After Neal’s talk was Nathan Marz’ talk on “Storm: Twitter’s scalable realtime computation system”. Halfway through the talk we watched Nathan actually open source this whole system. The system he has created looks pretty amazing. I can see a place for it in our own data processing pipeline. I won’t go into too many details since you can see how it works for yourself at Nathan’s Github. He has spent the last month writing documentation instead of adding new features. I can say as a probable user of this new system that is much appreciated. I’ll be spending a good deal of time learning this new system and seeing how it may apply to some things that we are doing.

After lunch I got in a little over my head I think. The first talk I went to was Susan Potter’s “Dynamo is not just for datastores”. By chance I had read the Amazon Dynamo paper on the plane on the way down here, so understood what Dynamo was before the talk. Unfortunately, I’m not even really sure what the talk was about. I think it was focused on riak_core and how to use that in distributed systems. I’m not at all familiar with Riak and am even more confused now. It seems like you have to write your code in Erlang to use it, but I’m not really sure exactly what riak_core is. Nonetheless I did pick up a few things about distributed systems that will be good pointers.

Next came Nate Young’s “Parser Combinators” talk. I didn’t follow most of this. He seemed to be assuming a level of knowledge about what parser combinators are that I don’t have. The whole talk went way over my head. I did take good notes, so maybe with a little background it will make sense.

The talk after that one was Jim Duey’s “Monads made easy”. Again, I didn’t follow the talk very well and am afraid that I don’t know any more about monads or why they are important in functional programming than I did at the beginning. I guess I’ll cross that bridge when/if I come to it.

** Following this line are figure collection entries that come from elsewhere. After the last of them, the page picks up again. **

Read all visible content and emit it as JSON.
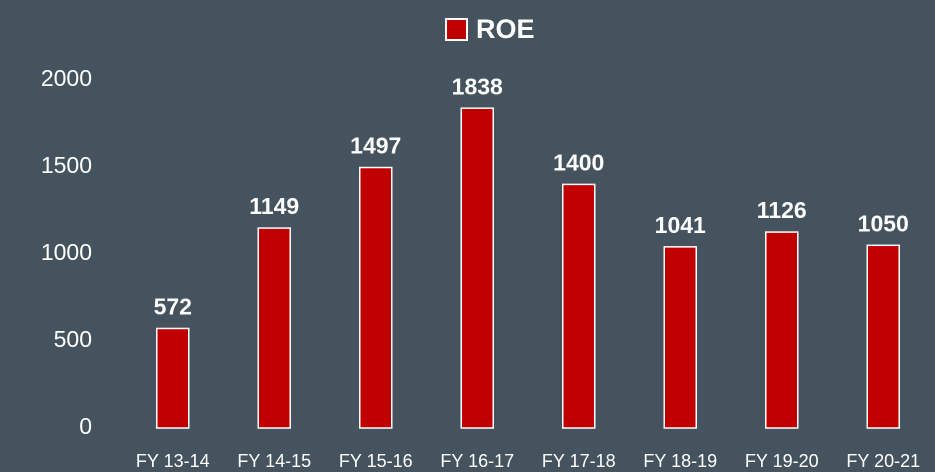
{
  "chart_data": {
    "type": "bar",
    "categories": [
      "FY 13-14",
      "FY 14-15",
      "FY 15-16",
      "FY 16-17",
      "FY 17-18",
      "FY 18-19",
      "FY 19-20",
      "FY 20-21"
    ],
    "series": [
      {
        "name": "ROE",
        "color": "#c00000",
        "values": [
          572,
          1149,
          1497,
          1838,
          1400,
          1041,
          1126,
          1050
        ]
      }
    ],
    "ylim": [
      0,
      2000
    ],
    "yticks": [
      0,
      500,
      1000,
      1500,
      2000
    ],
    "grid": false,
    "legend": "top"
  }
}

The day wrapped up with a delightful and insightful talk by Gerald Jay Sussman titled “We Really Don’t Know How to Compute”. Dr. Sussman gave us a lot to think about when it comes to how we are writing our programs. The essence of the talk that I got was that our systems today aren’t design/programmed to cope with future changes easily. Instead we should be thinking about how to give our programs the ability to dynamically change the computations at runtime. He presented an idea called The Propagator which is a bunch of independent stateless machines connecting stateful cells. Where expressions have anonymous connections between different expressions, propagators have all explicit connections (they are named). All operators are extensible generics and cells merge information monotonically. This talk is going to have to settle in and bounce around in my head for a while. Dr. Sussman is a treasure to the field of computer science and made me very jealous of all of his PhD students. I hope they realize how good they have it.

If you’re still with me after this long post, the last thing I want to say is how well run this conference is. It has been fabulous! I’ll have more to say about that tomorrow. I can’t wait until tomorrow for more distributed systems, CouchDB and Rich Hickey’s keynote.